The CBU, which regulates banks across the UAE, has put in place a solution. It instituted caps on lending that, under the current plan, will be enforced in 2018. The caps forbid banks to lend more than 25% of available capital to any one borrower. GREs are singled out for even more restrictive treatment under these new rules, and no more than a quarter of a bank’s capital can be lent to them as a group under this rule. The rule has two exceptions, both designed to improve credit quality. The first is that GREs which are profitable – rated at least “BBB-” or the equivalent by the three main global ratings agencies – and can service their debts on their own do not have to be grouped with other GREs. They can be considered a separate entity and banks can lend up to a quarter of their capital to them. The second exception addresses banks’ investments in GREs’ bonds and sukuk, or sharia-compliant bonds. These will not count against the cap if the specific security invested in is rated “AA-” or higher.
One of the key indicators of trends in public sector debt in the future will be banks’ ability to comply with these new rules. The IMF added that it expected compliance to be challenging. Economic research from Bank of America Merrill Lynch pegged overall bank exposure to the public sector in the UAE at 128% of capital in May 2015, the highest since the late 1970s. The figure was also up from 104% in 2013.
Dubai’s GREs and other public entities are certainly not likely to be starved of capital. The end result is likely to be a different funding mix than in the past, in which a handful of large lenders, also typically government owned, were the primary source of capital. New models emerging include mid-sized banks stepping in to provide credit in syndications. Foreign banks are also interested. Société Générale, France’s second-largest publicly traded lender, has been expanding its Dubai-based staff to finance public sector infrastructure projects across the region, according to Richad Soundardjee, Société Générale’s chief executive for the Middle East.

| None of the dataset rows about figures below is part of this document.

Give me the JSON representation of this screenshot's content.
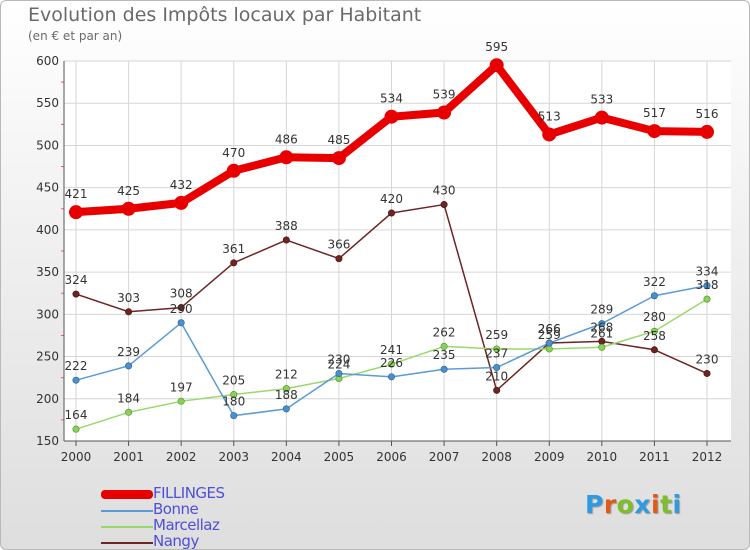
{
  "title": "Evolution des Impôts locaux par Habitant",
  "subtitle": "(en € et par an)",
  "logo": {
    "text": "Proxiti",
    "letter_colors": [
      "#2e9be0",
      "#e05a1a",
      "#7cbf2a",
      "#2e9be0",
      "#e05a1a",
      "#7cbf2a",
      "#2e9be0"
    ]
  },
  "chart_data": {
    "type": "line",
    "title": "Evolution des Impôts locaux par Habitant",
    "subtitle": "(en € et par an)",
    "xlabel": "",
    "ylabel": "",
    "categories": [
      "2000",
      "2001",
      "2002",
      "2003",
      "2004",
      "2005",
      "2006",
      "2007",
      "2008",
      "2009",
      "2010",
      "2011",
      "2012"
    ],
    "ylim": [
      150,
      600
    ],
    "yticks": [
      150,
      200,
      250,
      300,
      350,
      400,
      450,
      500,
      550,
      600
    ],
    "grid": true,
    "legend_position": "bottom-left",
    "series": [
      {
        "name": "FILLINGES",
        "color": "#e80000",
        "values": [
          421,
          425,
          432,
          470,
          486,
          485,
          534,
          539,
          595,
          513,
          533,
          517,
          516
        ],
        "labels": [
          "421",
          "425",
          "432",
          "470",
          "486",
          "485",
          "534",
          "539",
          "595",
          "513",
          "533",
          "517",
          "516"
        ]
      },
      {
        "name": "Bonne",
        "color": "#5a9bd5",
        "values": [
          222,
          239,
          290,
          180,
          188,
          230,
          226,
          235,
          237,
          266,
          289,
          322,
          334
        ],
        "labels": [
          "222",
          "239",
          "290",
          "180",
          "188",
          "230",
          "226",
          "235",
          "237",
          "266",
          "289",
          "322",
          "334"
        ]
      },
      {
        "name": "Marcellaz",
        "color": "#9ad86b",
        "values": [
          164,
          184,
          197,
          205,
          212,
          224,
          241,
          262,
          259,
          259,
          261,
          280,
          318
        ],
        "labels": [
          "164",
          "184",
          "197",
          "205",
          "212",
          "224",
          "241",
          "262",
          "259",
          "259",
          "261",
          "280",
          "318"
        ]
      },
      {
        "name": "Nangy",
        "color": "#6e2424",
        "values": [
          324,
          303,
          308,
          361,
          388,
          366,
          420,
          430,
          210,
          266,
          268,
          258,
          230
        ],
        "labels": [
          "324",
          "303",
          "308",
          "361",
          "388",
          "366",
          "420",
          "430",
          "210",
          "266",
          "268",
          "258",
          "230"
        ]
      }
    ]
  }
}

Another opportunity for foreign or local investors could be to buy some of the existing loan portfolios of banks looking to get under the cap. However, as of late 2015 no such transactions had been completed, according to Arabian Business. The exemption of highly rated debt securities from the lending caps also may serve as an incentive for GREs to sell sukuk, instead of relying on different forms of bank financing. That would diversify government lending away from banks and serve another goal, which is to develop a deeper and broader capital market, in particular for sharia-compliant financial instruments.